Minnesota courts have long recognized the use of estoppel to enforce agreements otherwise required to be in writing.

Minneapolis, Minnesota contract lawyers should note that Minnesota courts have long recognized the use of estoppel to enforce agreements otherwise required to be in writing. In other words even if a contract is unenforceable due to the statute of frauds, it nonetheless may be enforceable on promissory estoppel or unjust enrichment grounds.

Bradley Racutt and Elizabeth Racutt, Plaintiffs,

v.

U.S. Bank, N.A., and Firstar Bank, N.A., Defendants.

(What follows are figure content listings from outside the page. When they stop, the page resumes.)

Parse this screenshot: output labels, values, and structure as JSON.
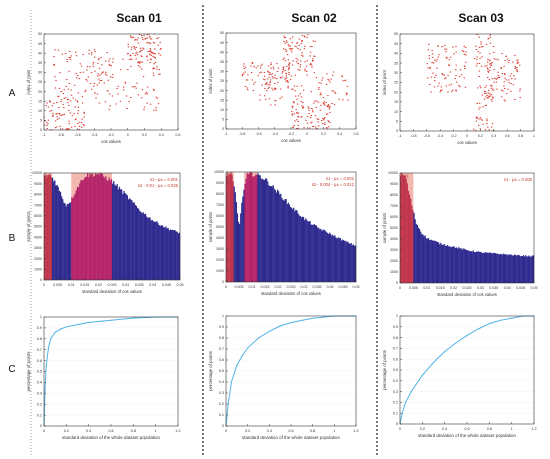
{
  "columns": [
    "Scan 01",
    "Scan 02",
    "Scan 03"
  ],
  "rows": [
    "A",
    "B",
    "C"
  ],
  "colors": {
    "scatter": "#d9352b",
    "histogram": "#2e2a8f",
    "highlight1": "#c0354d",
    "highlight2": "#b5256a",
    "shade": "#f3b9b1",
    "annotation": "#c0392b",
    "cdf": "#4fb3e6",
    "divider": "#222222"
  },
  "chart_data": [
    {
      "type": "scatter",
      "panel": "A",
      "scan": "Scan 01",
      "xlabel": "cos values",
      "ylabel": "index of point",
      "xlim": [
        -1,
        0.6
      ],
      "ylim": [
        0,
        50
      ],
      "xticks": [
        "-1",
        "-0.8",
        "-0.6",
        "-0.4",
        "-0.2",
        "0",
        "0.2",
        "0.4",
        "0.6"
      ],
      "yticks": [
        "0",
        "5",
        "10",
        "15",
        "20",
        "25",
        "30",
        "35",
        "40",
        "45",
        "50"
      ],
      "clusters": [
        {
          "x": [
            0.0,
            0.4
          ],
          "y": [
            35,
            50
          ]
        },
        {
          "x": [
            -0.9,
            -0.2
          ],
          "y": [
            18,
            42
          ]
        },
        {
          "x": [
            -1.0,
            -0.5
          ],
          "y": [
            0,
            18
          ]
        },
        {
          "x": [
            -0.4,
            0.4
          ],
          "y": [
            10,
            40
          ]
        }
      ]
    },
    {
      "type": "scatter",
      "panel": "A",
      "scan": "Scan 02",
      "xlabel": "cos values",
      "ylabel": "index of point",
      "xlim": [
        -1,
        0.6
      ],
      "ylim": [
        0,
        50
      ],
      "xticks": [
        "-1",
        "-0.8",
        "-0.6",
        "-0.4",
        "-0.2",
        "0",
        "0.2",
        "0.4",
        "0.6"
      ],
      "yticks": [
        "0",
        "5",
        "10",
        "15",
        "20",
        "25",
        "30",
        "35",
        "40",
        "45",
        "50"
      ],
      "clusters": [
        {
          "x": [
            -0.3,
            0.1
          ],
          "y": [
            30,
            50
          ]
        },
        {
          "x": [
            -0.8,
            -0.2
          ],
          "y": [
            20,
            35
          ]
        },
        {
          "x": [
            -0.2,
            0.3
          ],
          "y": [
            0,
            15
          ]
        },
        {
          "x": [
            -0.6,
            0.5
          ],
          "y": [
            12,
            30
          ]
        }
      ]
    },
    {
      "type": "scatter",
      "panel": "A",
      "scan": "Scan 03",
      "xlabel": "cos values",
      "ylabel": "index of point",
      "xlim": [
        -1,
        1
      ],
      "ylim": [
        0,
        50
      ],
      "xticks": [
        "-1",
        "-0.8",
        "-0.6",
        "-0.4",
        "-0.2",
        "0",
        "0.2",
        "0.4",
        "0.6",
        "0.8",
        "1"
      ],
      "yticks": [
        "0",
        "5",
        "10",
        "15",
        "20",
        "25",
        "30",
        "35",
        "40",
        "45",
        "50"
      ],
      "clusters": [
        {
          "x": [
            0.1,
            0.4
          ],
          "y": [
            0,
            50
          ]
        },
        {
          "x": [
            -0.6,
            0.0
          ],
          "y": [
            20,
            45
          ]
        },
        {
          "x": [
            0.3,
            0.8
          ],
          "y": [
            15,
            40
          ]
        }
      ]
    },
    {
      "type": "bar",
      "panel": "B",
      "scan": "Scan 01",
      "xlabel": "standard deviation of cos values",
      "ylabel": "sample of points",
      "xlim": [
        0,
        0.05
      ],
      "ylim": [
        0,
        10000
      ],
      "xticks": [
        "0",
        "0.005",
        "0.01",
        "0.015",
        "0.02",
        "0.025",
        "0.03",
        "0.035",
        "0.04",
        "0.045",
        "0.05"
      ],
      "yticks": [
        "0",
        "1000",
        "2000",
        "3000",
        "4000",
        "5000",
        "6000",
        "7000",
        "8000",
        "9000",
        "10000"
      ],
      "curve": [
        [
          0,
          9600
        ],
        [
          0.002,
          9900
        ],
        [
          0.004,
          9300
        ],
        [
          0.006,
          8200
        ],
        [
          0.008,
          7000
        ],
        [
          0.01,
          7500
        ],
        [
          0.012,
          8600
        ],
        [
          0.015,
          9800
        ],
        [
          0.02,
          10000
        ],
        [
          0.025,
          9300
        ],
        [
          0.03,
          8000
        ],
        [
          0.035,
          6600
        ],
        [
          0.04,
          5600
        ],
        [
          0.045,
          4900
        ],
        [
          0.05,
          4400
        ]
      ],
      "regions": [
        {
          "label": "s1",
          "x": [
            0,
            0.003
          ]
        },
        {
          "label": "s2",
          "x": [
            0.01,
            0.025
          ]
        }
      ],
      "annotations": [
        "s1 - μ± = 0.001",
        "s2 - 0.01 - μ± = 0.025"
      ]
    },
    {
      "type": "bar",
      "panel": "B",
      "scan": "Scan 02",
      "xlabel": "standard deviation of cos values",
      "ylabel": "sample of points",
      "xlim": [
        0,
        0.05
      ],
      "ylim": [
        0,
        10000
      ],
      "xticks": [
        "0",
        "0.005",
        "0.01",
        "0.015",
        "0.02",
        "0.025",
        "0.03",
        "0.035",
        "0.04",
        "0.045",
        "0.05"
      ],
      "yticks": [
        "0",
        "1000",
        "2000",
        "3000",
        "4000",
        "5000",
        "6000",
        "7000",
        "8000",
        "9000",
        "10000"
      ],
      "curve": [
        [
          0,
          9700
        ],
        [
          0.002,
          9900
        ],
        [
          0.0035,
          8200
        ],
        [
          0.005,
          5000
        ],
        [
          0.0065,
          8000
        ],
        [
          0.008,
          9700
        ],
        [
          0.01,
          9900
        ],
        [
          0.013,
          9700
        ],
        [
          0.015,
          9400
        ],
        [
          0.02,
          8200
        ],
        [
          0.025,
          6900
        ],
        [
          0.03,
          5800
        ],
        [
          0.035,
          5000
        ],
        [
          0.04,
          4400
        ],
        [
          0.045,
          3800
        ],
        [
          0.05,
          3300
        ]
      ],
      "regions": [
        {
          "label": "s1",
          "x": [
            0,
            0.003
          ]
        },
        {
          "label": "s2",
          "x": [
            0.007,
            0.012
          ]
        }
      ],
      "annotations": [
        "s1 - μ± = 0.002",
        "s2 - 0.004 - μ± = 0.012"
      ]
    },
    {
      "type": "bar",
      "panel": "B",
      "scan": "Scan 03",
      "xlabel": "standard deviation of cos values",
      "ylabel": "sample of points",
      "xlim": [
        0,
        0.05
      ],
      "ylim": [
        0,
        10000
      ],
      "xticks": [
        "0",
        "0.005",
        "0.01",
        "0.015",
        "0.02",
        "0.025",
        "0.03",
        "0.035",
        "0.04",
        "0.045",
        "0.05"
      ],
      "yticks": [
        "0",
        "1000",
        "2000",
        "3000",
        "4000",
        "5000",
        "6000",
        "7000",
        "8000",
        "9000",
        "10000"
      ],
      "curve": [
        [
          0,
          10000
        ],
        [
          0.002,
          9800
        ],
        [
          0.004,
          7500
        ],
        [
          0.006,
          5500
        ],
        [
          0.008,
          4600
        ],
        [
          0.01,
          4100
        ],
        [
          0.015,
          3600
        ],
        [
          0.02,
          3300
        ],
        [
          0.025,
          3000
        ],
        [
          0.03,
          2800
        ],
        [
          0.035,
          2700
        ],
        [
          0.04,
          2600
        ],
        [
          0.045,
          2500
        ],
        [
          0.05,
          2450
        ]
      ],
      "regions": [
        {
          "label": "s1",
          "x": [
            0,
            0.005
          ]
        }
      ],
      "annotations": [
        "s1 - μ± = 0.005"
      ]
    },
    {
      "type": "line",
      "panel": "C",
      "scan": "Scan 01",
      "xlabel": "standard deviation of the whole dataset population",
      "ylabel": "percentage of points",
      "xlim": [
        0,
        1.2
      ],
      "ylim": [
        0,
        1
      ],
      "xticks": [
        "0",
        "0.2",
        "0.4",
        "0.6",
        "0.8",
        "1",
        "1.2"
      ],
      "yticks": [
        "0",
        "0.1",
        "0.2",
        "0.3",
        "0.4",
        "0.5",
        "0.6",
        "0.7",
        "0.8",
        "0.9",
        "1"
      ],
      "x": [
        0,
        0.01,
        0.02,
        0.04,
        0.06,
        0.1,
        0.15,
        0.2,
        0.3,
        0.4,
        0.5,
        0.6,
        0.8,
        1.0,
        1.2
      ],
      "y": [
        0,
        0.35,
        0.55,
        0.72,
        0.8,
        0.86,
        0.89,
        0.91,
        0.93,
        0.95,
        0.96,
        0.97,
        0.99,
        1.0,
        1.0
      ]
    },
    {
      "type": "line",
      "panel": "C",
      "scan": "Scan 02",
      "xlabel": "standard deviation of the whole dataset population",
      "ylabel": "percentage of points",
      "xlim": [
        0,
        1.2
      ],
      "ylim": [
        0,
        1
      ],
      "xticks": [
        "0",
        "0.2",
        "0.4",
        "0.6",
        "0.8",
        "1",
        "1.2"
      ],
      "yticks": [
        "0",
        "0.1",
        "0.2",
        "0.3",
        "0.4",
        "0.5",
        "0.6",
        "0.7",
        "0.8",
        "0.9",
        "1"
      ],
      "x": [
        0,
        0.02,
        0.05,
        0.1,
        0.15,
        0.2,
        0.3,
        0.4,
        0.5,
        0.6,
        0.7,
        0.8,
        0.9,
        1.0,
        1.2
      ],
      "y": [
        0,
        0.2,
        0.4,
        0.55,
        0.64,
        0.71,
        0.8,
        0.86,
        0.91,
        0.94,
        0.96,
        0.98,
        0.99,
        1.0,
        1.0
      ]
    },
    {
      "type": "line",
      "panel": "C",
      "scan": "Scan 03",
      "xlabel": "standard deviation of the whole dataset population",
      "ylabel": "percentage of points",
      "xlim": [
        0,
        1.2
      ],
      "ylim": [
        0,
        1
      ],
      "xticks": [
        "0",
        "0.2",
        "0.4",
        "0.6",
        "0.8",
        "1",
        "1.2"
      ],
      "yticks": [
        "0",
        "0.1",
        "0.2",
        "0.3",
        "0.4",
        "0.5",
        "0.6",
        "0.7",
        "0.8",
        "0.9",
        "1"
      ],
      "x": [
        0,
        0.02,
        0.05,
        0.1,
        0.2,
        0.3,
        0.4,
        0.5,
        0.6,
        0.7,
        0.8,
        0.9,
        1.0,
        1.1,
        1.2
      ],
      "y": [
        0,
        0.1,
        0.2,
        0.3,
        0.45,
        0.57,
        0.67,
        0.75,
        0.82,
        0.88,
        0.93,
        0.96,
        0.98,
        1.0,
        1.0
      ]
    }
  ]
}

Civil No. 11-2948 (PAM/JJK).

 

United States District Court, D. Minnesota.

March 27, 2012.

 

ORDER

 

PAUL A. MAGNUSON, District Judge.

 

Plaintiffs have requested that the Court clarify its Order granting in part and denying in part Defendant’s Motion to Dismiss. (Docket No. 31.) The Court ordered the parties to brief whether a breach of contract claim otherwise barred by the statute of frauds survives when equitable estoppel or part performance may apply, and both parties filed memoranda on the issue. (Docket Nos. 34, 35.)

 

Equitable estoppel is a doctrine in which “the party sought to be charged may be estopped from relying on the absence of a written memorandum and precluded from pleading the Statute of Frauds as an affirmative defense.” Williston on Contracts 4th ยง 27.13. This definition makes clear that the application of equitable estoppel allows a breach of contract claim to go forward, despite the defendant’s protestations that the statute of frauds prohibits that claim.

 

US Bank contends that application of equitable estoppel is never appropriate in cases involving the statute of frauds, because enforcing an agreement through estoppel whose enforcement would otherwise be barred by the statute of frauds eviscerates the purpose of the statute. While it may be true that over-use of estoppel to enforce agreements that fall within the statute of frauds could potentially swallow the rule, this case does not present such a situation. Indeed, the Court reminds US Bank that the Motion before the Court was a Motion to Dismiss, testing only the allegations of the Complaint. The Court found merely that the Complaint had sufficiently alleged that equitable estoppel or part performance may apply, and thus US Bank was precluded from raising the statute of frauds as an affirmative defense at this stage.

 

Minnesota courts have long recognized the use of estoppel to enforce agreements otherwise required to be in writing. In a case involving an easement, for example, the Minnesota Supreme Court enforced the parties’ oral agreement, despite the longstanding rule that conveyances of land must be in writing to be enforceable. Berg v. Carlstrom, 347 N.W.2d 809, 812 (Minn. 1984). As the court stated, “[a]n agreement may be taken out of the statute of frauds [ ] by part performance or by application of the doctrines of promissory or equitable estoppel.” Id. The application of estoppel in the real property situation is noteworthy, because the rule against enforcement of oral agreements for the conveyance of such property is generally a hard and fast one.

 

In any case, the danger of which US Bank warns can be avoided through application of equitable estoppel only in cases alleging real and substantial injurious reliance. As the Indiana Supreme Court found, “to establish an estoppel to remove the case from the operation of the Statute of Frauds, the party must show [ ] that the other party’s refusal to carry out the terms of the agreement has resulted not merely in a denial of the rights which the agreement was intended to confer, but the infliction of an unjust and unconscionable injury and loss.” Coca-Cola Co. v. Babyback’s Int’l, Inc., 841 N.E.2d 557, 569 (Ind. 2006) (quotations omitted). While Minnesota courts might not place so high a bar on the use of estoppel in statute of frauds cases, here the injury of which Plaintiffs complain is both unjust and unconscionable. Thus, they have sufficiently established at this stage of the litigation that estoppel might save their claims, including their breach of contract and promissory estoppel claims, from the statute of frauds. Plaintiffs are therefore entitled to proceed on these claims.